На том же самом дворе, где стоял богатый дворец, только на заднем, в темном подвале жило небольшое семейство. Это был старый музыкант, добрейшая душа, с большим носом и ртом, с большими ушами, заткнутыми ватой, и маленькими красными глазками. Всю жизнь свою пиликал на скрипке добряк, но под старость уже рука перестала ходить у него, пальцы не двигались, уши одеревенели - и приютили его Христа ради добрые люди в темной каморке на заднем дворе. И вместе с ним жила и жена, толстая, веселая баба и тоже добрейшей души. Жила также и дочка, одна как есть, лет двенадцати, тоже веселая, ласковая и прехорошенькая. Пимперлэ часто залетал в эту каморку, и сколько вместе с ним влетало веселья и смеху! Старый музыкант, тотчас же схватывал свою старую скрипку, начинал изо всех сил пиликать веселого бычка, а сам щурился и улыбался, все больше на левую сторону, и прыгал, точно журавль на своих длинных ногах. А дочка Лизхен срывалась со стула, точно бешеная, и так уморительно прыгала взапуски вместе с отцом и вместе с старой дворовой шавкой, которая тут же танцевала со всем усердием, с визгом и лаем, высунув свой красный язык. Все это было так весело и смешно, что толстая мать Лизхен, глядя на всю эту сцену, хохотала до упаду.

VI

Один раз в рождественский вечер Пимперлэ долго не влетал в темную каморку к своим старым друзьям. Уж колокола отзвонили, погасли плошки, кончилась заутреня и вокруг столика, покрытого скатертью, старой, заплатанной, заштопанной, но белой, как первый снег, сидели кружком: старый музыкант, жена его Шарлота и веселая Лизхен. Все они были грустны, у всех было какое-нибудь горе: музыкант был болен, его душил ревматизм, и в доме не было ни гроша, а было сыро и холодно. Жена его сидела в старом изношенном, заплатанном платье, потому что другого у ней не было. Веселая Лизхен повесила свой курносый носик: она смотрела и на папу, и на маму и ей было тяжело, хотелось плакать и с трудом удерживала она свои слезки. Ее душило бессилие, она все думала-передумывала, чем бы помочь своим добрым Vaterchen и Mutterchen, и не могла придумать. Всякая помощь выходила у нее вроде какой-то волшебной сказки, до которых она была страшная охотница. Вдруг за дверью захрустел снег, послышались голоса, двери настежь широко отворились, и вместе с клубом холодного пара на пороге показался Теодор и за ним две гувернантки.

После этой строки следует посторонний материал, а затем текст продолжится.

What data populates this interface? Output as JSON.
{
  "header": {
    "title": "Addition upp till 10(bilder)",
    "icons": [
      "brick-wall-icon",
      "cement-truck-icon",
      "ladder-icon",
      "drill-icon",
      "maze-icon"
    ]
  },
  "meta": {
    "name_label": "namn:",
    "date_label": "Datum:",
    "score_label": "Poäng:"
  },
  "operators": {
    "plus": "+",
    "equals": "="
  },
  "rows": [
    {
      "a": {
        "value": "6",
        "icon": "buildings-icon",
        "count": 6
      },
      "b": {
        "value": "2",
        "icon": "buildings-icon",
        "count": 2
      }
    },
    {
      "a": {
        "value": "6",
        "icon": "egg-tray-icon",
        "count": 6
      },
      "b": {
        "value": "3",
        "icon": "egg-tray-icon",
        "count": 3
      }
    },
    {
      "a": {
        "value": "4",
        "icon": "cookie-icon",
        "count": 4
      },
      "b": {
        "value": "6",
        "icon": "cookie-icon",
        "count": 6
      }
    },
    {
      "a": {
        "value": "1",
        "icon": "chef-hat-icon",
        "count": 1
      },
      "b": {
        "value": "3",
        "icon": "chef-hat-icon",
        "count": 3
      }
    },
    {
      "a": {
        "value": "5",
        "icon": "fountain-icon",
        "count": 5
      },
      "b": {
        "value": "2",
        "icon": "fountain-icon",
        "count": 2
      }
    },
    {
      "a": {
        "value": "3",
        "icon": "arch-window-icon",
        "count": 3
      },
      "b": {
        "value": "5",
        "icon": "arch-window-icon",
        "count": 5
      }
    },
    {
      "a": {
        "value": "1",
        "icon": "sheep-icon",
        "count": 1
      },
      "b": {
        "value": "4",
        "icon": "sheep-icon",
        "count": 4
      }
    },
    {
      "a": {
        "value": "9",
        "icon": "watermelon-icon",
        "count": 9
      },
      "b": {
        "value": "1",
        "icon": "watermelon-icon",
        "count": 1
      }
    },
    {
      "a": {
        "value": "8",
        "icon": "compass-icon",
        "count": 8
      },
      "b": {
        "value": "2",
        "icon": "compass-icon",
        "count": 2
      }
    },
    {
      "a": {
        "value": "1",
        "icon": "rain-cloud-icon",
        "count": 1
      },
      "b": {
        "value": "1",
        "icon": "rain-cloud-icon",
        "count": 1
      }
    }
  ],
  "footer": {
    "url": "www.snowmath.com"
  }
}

Он был так закутан, что только Лизхен могла узнать его, и то по его кротким, любящим глазам. Она с радостным криком тотчас же бросилась к нему, начала раскутывать его, но гувернантки в один голос воспротивились: они только позволили снять верхнюю шкурку, меховое пальто, а под этой шкуркой было еще целых четыре, так что Теодор принял до некоторой степени шарообразную форму. Взявши слабой, дрожавшей рукой ручку Лизхен, он прямо отправился к ее остолбеневшему папа, вытащил из кармана большой конверт и подал ему.

- Это, - сказал он, несколько задыхаясь и конфузясь, - вам прислал папа и велел поздравить вас с праздником и пожелать вам здоровья и всякой удачи.

Музыкант широко раскрыл рот и заморгал красными глазками; он быстро кланялся и в то же время дрожавшими руками распечатывал пакет: в нем лежал банковый билет в десять тысяч. Теодор взял у лакея большой, но легкий сверток и прямо подошел с ним к Шарлоте.